For almost a decade, since it was introduced, poorer families with children have suffered from a unjust social experiment that was marketed as fair for working people when it was anything but. Most of the families impacted by it have a parent in work.

It’s done nothing but push 300,000 more children into poverty – which, in the end, costs us more, as well as being callous and immoral.

Tangible Effects in Communities

I know from my own district – where over 5,000 children will be raised out of poverty as a result of ending the cap – the actual impact it’s had. Children wearing low-cost wellies as school shoes, children going to bed hungry and cold, living in cramped, mouldy homes, parents during the holidays relying on food banks for a modest meal or small gift for their kids.

I also see the impact on schools, teachers, social workers, doctors and charities who are already overburdened but have to redirect time and resources to supporting children who are living with the results of severe deprivation.

Lasting Consequences of Child Poverty

Just a quarter of pupils from the poorest families achieve five good GCSEs, compared with almost 75% among affluent families. This predisposes them for the disadvantages they face throughout their lives: missed potential, economic struggles and poor health. Children who grew up in poverty are more likely to be jobless or poor as adults.

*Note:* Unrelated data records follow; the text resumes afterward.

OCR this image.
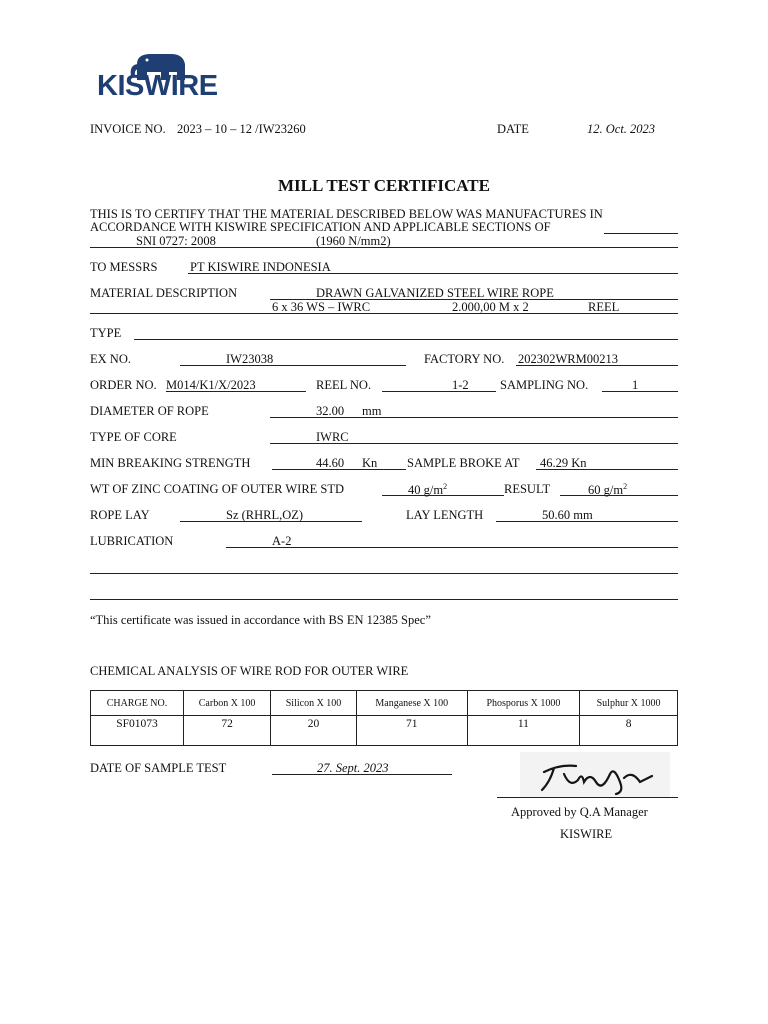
KISWIRE
INVOICE NO. 2023 – 10 – 12 /IW23260	DATE	12. Oct. 2023
MILL TEST CERTIFICATE
THIS IS TO CERTIFY THAT THE MATERIAL DESCRIBED BELOW WAS MANUFACTURES IN
ACCORDANCE WITH KISWIRE SPECIFICATION AND APPLICABLE SECTIONS OF
SNI 0727: 2008	(1960 N/mm2)
TO MESSRS	PT KISWIRE INDONESIA
MATERIAL DESCRIPTION	DRAWN GALVANIZED STEEL WIRE ROPE
6 x 36 WS – IWRC	2.000,00 M x 2	REEL
TYPE
EX NO.	IW23038	FACTORY NO. 202302WRM00213
ORDER NO. M014/K1/X/2023	REEL NO.	1-2	SAMPLING NO.	1
DIAMETER OF ROPE	32.00 mm
TYPE OF CORE	IWRC
MIN BREAKING STRENGTH	44.60 Kn SAMPLE BROKE AT 46.29 Kn
WT OF ZINC COATING OF OUTER WIRE STD	40 $g/m^2$	RESULT	60 $g/m^2$
ROPE LAY	Sz (RHRL,OZ)	LAY LENGTH	50.60 mm
LUBRICATION	A-2
“This certificate was issued in accordance with BS EN 12385 Spec”
CHEMICAL ANALYSIS OF WIRE ROD FOR OUTER WIRE
CHARGE NO.	Carbon X 100	Silicon X 100	Manganese X 100	Phosporus X 1000	Sulphur X 1000
SF01073	72	20	71	11	8
DATE OF SAMPLE TEST	27. Sept. 2023
Approved by Q.A Manager
KISWIRE
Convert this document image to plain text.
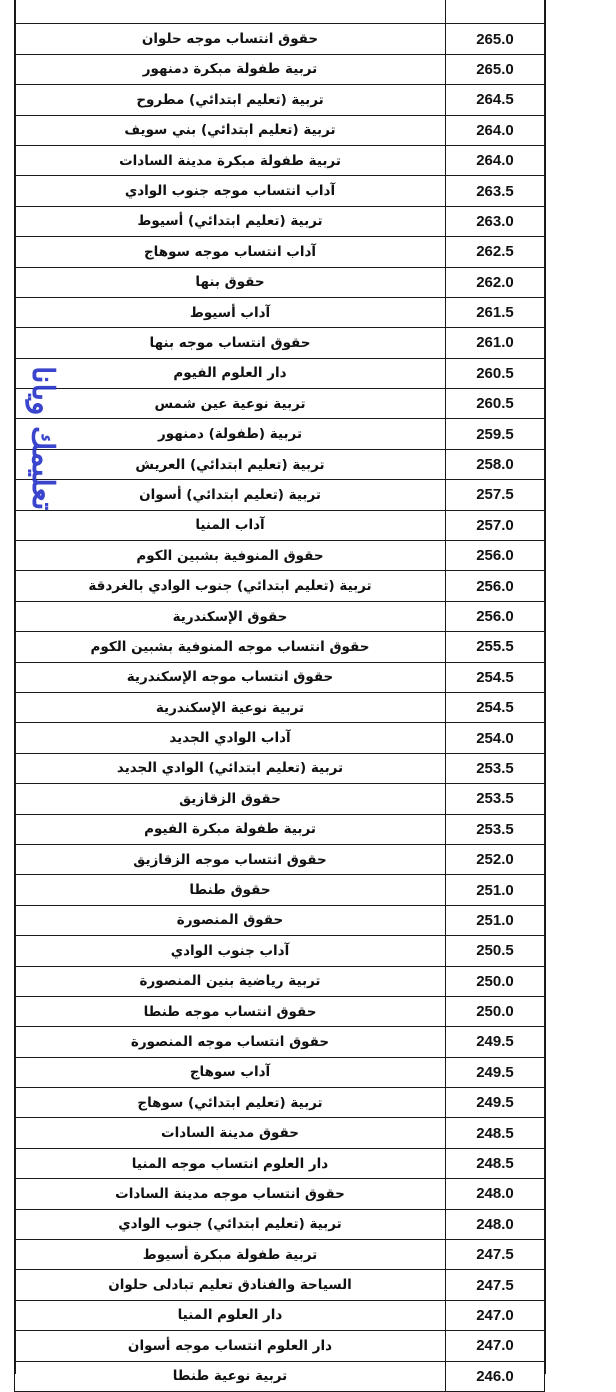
حقوق انتساب موجه حلوان	265.0
تربية طفولة مبكرة دمنهور	265.0
تربية (تعليم ابتدائي) مطروح	264.5
تربية (تعليم ابتدائي) بني سويف	264.0
تربية طفولة مبكرة مدينة السادات	264.0
آداب انتساب موجه جنوب الوادي	263.5
تربية (تعليم ابتدائي) أسيوط	263.0
آداب انتساب موجه سوهاج	262.5
حقوق بنها	262.0
آداب أسيوط	261.5
حقوق انتساب موجه بنها	261.0
دار العلوم الفيوم	260.5
تربية نوعية عين شمس	260.5
تربية (طفولة) دمنهور	259.5
تربية (تعليم ابتدائي) العريش	258.0
تربية (تعليم ابتدائي) أسوان	257.5
آداب المنيا	257.0
حقوق المنوفية بشبين الكوم	256.0
تربية (تعليم ابتدائي) جنوب الوادي بالغردقة	256.0
حقوق الإسكندرية	256.0
حقوق انتساب موجه المنوفية بشبين الكوم	255.5
حقوق انتساب موجه الإسكندرية	254.5
تربية نوعية الإسكندرية	254.5
آداب الوادي الجديد	254.0
تربية (تعليم ابتدائي) الوادي الجديد	253.5
حقوق الزقازيق	253.5
تربية طفولة مبكرة الفيوم	253.5
حقوق انتساب موجه الزقازيق	252.0
حقوق طنطا	251.0
حقوق المنصورة	251.0
آداب جنوب الوادي	250.5
تربية رياضية بنين المنصورة	250.0
حقوق انتساب موجه طنطا	250.0
حقوق انتساب موجه المنصورة	249.5
آداب سوهاج	249.5
تربية (تعليم ابتدائي) سوهاج	249.5
حقوق مدينة السادات	248.5
دار العلوم انتساب موجه المنيا	248.5
حقوق انتساب موجه مدينة السادات	248.0
تربية (تعليم ابتدائي) جنوب الوادي	248.0
تربية طفولة مبكرة أسيوط	247.5
السياحة والفنادق تعليم تبادلى حلوان	247.5
دار العلوم المنيا	247.0
دار العلوم انتساب موجه أسوان	247.0
تربية نوعية طنطا	246.0
تعليمك ويانا
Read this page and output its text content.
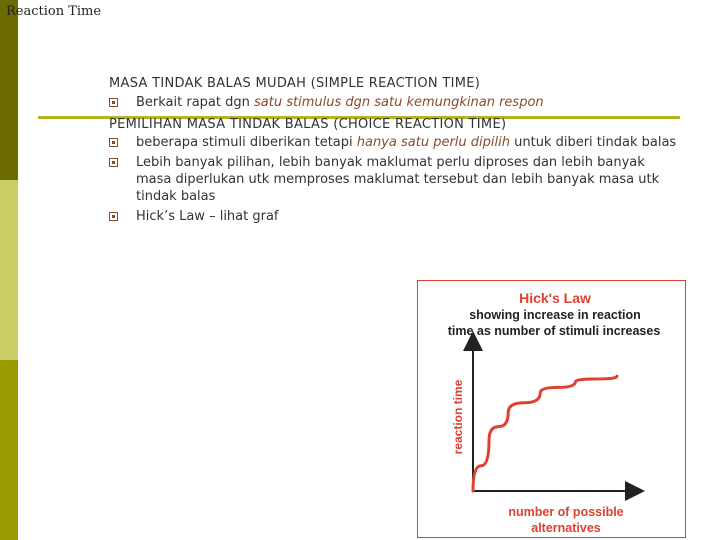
Reaction Time

MASA TINDAK BALAS MUDAH (SIMPLE REACTION TIME)

Berkait rapat dgn satu stimulus dgn satu kemungkinan respon

PEMILIHAN MASA TINDAK BALAS (CHOICE REACTION TIME)

beberapa stimuli diberikan tetapi hanya satu perlu dipilih untuk diberi tindak balas

Lebih banyak pilihan, lebih banyak maklumat perlu diproses dan lebih banyak masa diperlukan utk memproses maklumat tersebut dan lebih banyak masa utk tindak balas

Hick’s Law – lihat graf

Hick's Law
showing increase in reaction
time as number of stimuli increases
reaction time
number of possible
alternatives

Confronting child poverty isn’t just a moral imperative, it is a future-oriented strategy. Poverty costs the economy significantly more than the £3bn cost of removing the two-child cap, or extending free school meals.

This is the reason we acted urgently in the budget, despite the very difficult economic context. Every day with this cap in place sees more than 100 extra children pushed into poverty. The effects of lifting it won’t happen overnight either, so taking early action in the parliament was crucial.

The cap was a totem to 14 years of unsuccessful rightwing ideology. Now it is abolished.

Equitable Financing for Measures

We, as Labour, can also be explicit that these measures are being paid for in a just way – from a new gaming tax, closing tax loopholes and a new “mansion tax”.

Final Thoughts

Equity and direction – that’s how we will succeed in the contest of ideas. This budget is a definitive statement that we won the election as Labour, and will govern as Labour. As I consistently said during my campaign to become deputy leader, we must seize back the political megaphone and define the narrative more forcefully about what’s really wrong with the country and how we are repairing it. We’ve definitely done that this week.

So let’s keep hold of it and prevail in this fight about how we will renew Britain and address the deep inequalities impeding progress.

Jeffrey Smith
Jeffrey Smith

Tech enthusiast and product reviewer with over a decade of experience in consumer electronics and gadgets.